L’alt-lit s’est imposée comme un courant littéraire insaisissable, un mouvement sans manifeste, accouché par des plateformes telles Tumblr et Skyblog. Mais L’alt-lit n’est pas « juste » une littérature d’Internet, elle est surtout l’expression d’une jeunesse née dans un ordinateur. Toute notre génération, depuis les années 1990 jusqu’à maintenant, est orpheline. Internet a tué nos parents. Nous n’avons pas de lignage clair, peu d’ancrage territorial, nos figures tutélaires sont Britney Spears et Lana Del Rey. Nous aimons les Memes, TikTok et Pornhub. Nous sommes pudiques, voyeurs, exhibitionnistes. Nous rêvons de devenir des It-girls-boys. Nous sommes élevés par des forums divers, des fils de discussions Reddit, des posts anonymes sur 4chan. Toute notre intimité s’étale dans des formats bruts, où la dépression se performe, autant qu’elle se raconte et se photographie jour après jour, où la sexualité est un champ d’angoisses, de complexes, et de fantasmes, aussi SM que softcore.
L’alt-lit est la directe sécrétion littéraire de notre monde.
On l’a dite morte au milieu des années 2010. Peut-être parce qu’elle s’était trop exposée. Peut-être aussi parce qu’elle s’était déjà diffusée clandestinement ailleurs, fragmentée dans une littérature contemporaine qui récupère ses motifs, ses territoires. Tao Lin, Marie Calloway et bien d’autres ont posé les premières pierres d’un édifice qui, plutôt que de s’effondrer, a continué de se reconfigurer (et continue sans cesse) imperceptiblement, comme Internet.
Mais l’alt-lit a aussi heurté les mutations de son époque. MeToo l’a traversée, l’a balayée, l’a nettoyée (plus ou moins). Elle a aussi été récupérée par des discours et mouvements d’extrême droite, rendant son positionnement politique difficile à saisir, aussi schizo et paranoïaque que notre époque.

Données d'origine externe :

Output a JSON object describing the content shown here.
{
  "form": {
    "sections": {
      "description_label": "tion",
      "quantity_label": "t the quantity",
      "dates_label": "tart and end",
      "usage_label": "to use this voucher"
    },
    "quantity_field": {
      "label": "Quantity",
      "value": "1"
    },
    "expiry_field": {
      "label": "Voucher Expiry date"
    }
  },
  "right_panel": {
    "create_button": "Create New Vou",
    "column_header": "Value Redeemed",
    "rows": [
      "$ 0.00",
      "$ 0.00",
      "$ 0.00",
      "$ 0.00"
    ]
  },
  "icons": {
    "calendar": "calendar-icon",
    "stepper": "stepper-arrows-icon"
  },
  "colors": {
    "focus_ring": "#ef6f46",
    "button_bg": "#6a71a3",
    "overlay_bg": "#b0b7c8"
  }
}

S’interroger sur l’alt-lit, c’est donc avant tout questionner la possibilité d’une littérature profondément contemporaine. Une littérature de notre temps, qui ressemble aux jeunes auteurs et autrices, qui ressemble à ses lecteurs. Une littérature décloisonnée. Provocatrice. Une littérature de l’espace, du numérique. Une littérature sans genre, une littérature offensive, troublante, vénéneuse.
Ce dossier n’a pas vocation à figer une définition, mais à explorer. Chaque texte ici est une tentative, une piste, une mise en jeu de ce que pourrait être une littérature véritablement contemporaine. Car la littérature d’aujourd’hui n’est pas celle qui informe ou qui modèle l’époque, mais celle qui se laisse modeler par elle, qui accepte l’éclatement de son médium, de ses formes, de ses moyens discursifs. Une littérature poreuse, traversée par la culture numérique, par les images, par la vitesse et la saturation du monde.
Zoé Besmond de Senneville ouvre le dossier avec une réflexion sur le corps exposé, la nudité et la mise en regard, à travers un texte composé de notes prises sur son téléphone portable. Sabine Audelin plonge dans les archives de Tumblr, lieu matriciel de l’alt-lit, espace de déconstruction et de surgissement. Iris Schwarzkopf interroge un texte flottant sur le web, analysant comment l’alt-lit continue de résonner dans l’écriture contemporaine. Valentine Deprez documente jour après jour les échos que provoquent son crâne nu autour d’elle. Renée Zachariou rend hommage à Marie Calloway, revisite son héritage et sa place dans l’histoire d’une littérature qui refuse de s’institutionnaliser. Un récit-enquête vertigineux, d’Estelle Normand, se lance sur les traces de l’auteure disparue après la publication de Quel but ai-je servi dans ta vie ?.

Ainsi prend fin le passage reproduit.